I raked my fingers through my hair. It was a hard request. I’d turn the world over for Emily, if given the chance, but Cousin Albert was another matter. I figured him to be the reason, or a good part of the reason Ma never came home.
“Gladly would I go myself,” she wrote, “but the railroads are a shambles, and Uncle Marcus is not well. I do not know if he will see the spring.” I couldn’t imagine Ashland without Grandfather, or Ma without him—and why was all this left to Emily’s care? She was no older than me. I took up the letter again.
“I would send Alex, but Papa sent him to school in England for the duration of the war, and we have heard nothing from him in two years. The blockades prevent all such communication.”
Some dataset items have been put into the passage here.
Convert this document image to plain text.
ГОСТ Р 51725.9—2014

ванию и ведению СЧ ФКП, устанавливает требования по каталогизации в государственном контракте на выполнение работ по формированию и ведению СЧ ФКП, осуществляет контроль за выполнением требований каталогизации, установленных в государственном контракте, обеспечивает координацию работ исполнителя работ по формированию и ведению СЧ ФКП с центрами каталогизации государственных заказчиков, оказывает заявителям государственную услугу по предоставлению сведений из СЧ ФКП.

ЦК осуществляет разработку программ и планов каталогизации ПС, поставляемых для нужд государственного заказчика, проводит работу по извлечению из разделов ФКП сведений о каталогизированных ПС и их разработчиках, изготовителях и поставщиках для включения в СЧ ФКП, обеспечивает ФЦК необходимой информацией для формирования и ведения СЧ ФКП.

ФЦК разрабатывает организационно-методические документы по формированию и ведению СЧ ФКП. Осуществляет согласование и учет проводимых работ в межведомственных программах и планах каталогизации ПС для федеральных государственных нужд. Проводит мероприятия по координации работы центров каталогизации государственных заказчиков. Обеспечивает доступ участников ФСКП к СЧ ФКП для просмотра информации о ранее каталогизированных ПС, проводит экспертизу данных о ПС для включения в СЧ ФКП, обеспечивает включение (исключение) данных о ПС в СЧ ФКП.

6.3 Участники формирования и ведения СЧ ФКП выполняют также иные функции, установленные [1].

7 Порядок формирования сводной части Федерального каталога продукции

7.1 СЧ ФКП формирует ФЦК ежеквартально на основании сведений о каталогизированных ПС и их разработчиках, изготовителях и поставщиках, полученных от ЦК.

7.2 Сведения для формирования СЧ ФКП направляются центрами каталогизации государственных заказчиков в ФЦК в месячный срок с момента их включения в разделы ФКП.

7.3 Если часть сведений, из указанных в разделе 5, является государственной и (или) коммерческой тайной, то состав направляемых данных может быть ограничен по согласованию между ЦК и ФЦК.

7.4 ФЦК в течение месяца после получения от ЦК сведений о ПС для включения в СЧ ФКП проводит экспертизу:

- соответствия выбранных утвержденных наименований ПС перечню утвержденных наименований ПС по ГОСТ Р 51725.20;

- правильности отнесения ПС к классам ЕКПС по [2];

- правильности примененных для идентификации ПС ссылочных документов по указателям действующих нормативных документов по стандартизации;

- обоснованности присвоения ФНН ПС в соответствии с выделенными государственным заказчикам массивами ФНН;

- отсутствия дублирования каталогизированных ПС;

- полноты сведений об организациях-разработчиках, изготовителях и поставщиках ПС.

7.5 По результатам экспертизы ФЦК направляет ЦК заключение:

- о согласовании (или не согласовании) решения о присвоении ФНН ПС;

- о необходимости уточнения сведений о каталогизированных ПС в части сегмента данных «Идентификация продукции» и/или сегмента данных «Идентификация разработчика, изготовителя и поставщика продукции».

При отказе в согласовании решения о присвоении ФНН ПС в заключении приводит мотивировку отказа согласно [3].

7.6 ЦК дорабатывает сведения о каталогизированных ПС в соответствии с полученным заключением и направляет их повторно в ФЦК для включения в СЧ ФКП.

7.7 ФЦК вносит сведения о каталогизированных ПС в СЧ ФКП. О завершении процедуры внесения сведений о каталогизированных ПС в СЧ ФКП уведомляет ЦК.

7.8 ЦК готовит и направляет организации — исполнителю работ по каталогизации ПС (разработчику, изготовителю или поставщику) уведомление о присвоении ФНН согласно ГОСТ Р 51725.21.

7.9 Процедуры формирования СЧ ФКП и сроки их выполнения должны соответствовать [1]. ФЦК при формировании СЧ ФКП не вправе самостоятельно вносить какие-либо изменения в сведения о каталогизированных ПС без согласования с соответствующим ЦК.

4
I felt my jaw tighten, remembering Emily’s younger brother. Alex’s first priority was always Alex. I couldn’t imagine him risking life and limb to help anyone, his father included, if it meant he’d inherit Mitchell House, and possibly Ashland, sooner. That was his life’s goal, even before his voice began to squeak.
“As you can imagine, this horrible war has taken its toll on us all, especially your dear mother. I promise that Cousin Caroline will want for nothing that I can provide in this life as long as I live and am able to care for her. If there is any way you or Cousin Charles can come to her aid, I urge you to do so. But I beg you to see about Papa first.”
My heart raced to think of going to Emily, and to Ma, that they might need me, might want me. It was the first news I’d heard of Ma in months. I tried to conjure their faces, but they wouldn’t come. I remembered that Emily was a younger, darker version of Ma, that Ma’s eyes were blue, and Emily’s brown. But four long years had passed since Ma’d left, longer still since I’d seen Emily, and there was not so much as a tintype to remind me. I forced myself back to the letter.
“With this letter I enclose a parcel of comforts for Papa. I have no hope that they would reach him if I sent them directly to the prison. We have heard such stories of the prison guards. . . ”
I set the letter on the parlor table and counted the days since the battle of Gettysburg. After ten months, stuck in a Union prison—chest wounded, and with small pox—I couldn’t hope that Cousin Albert lived. But for Emily’s sake, and for all she’d done and bound herself to do for Ma, I vowed to heed her plea, to go and see, and do my best by him.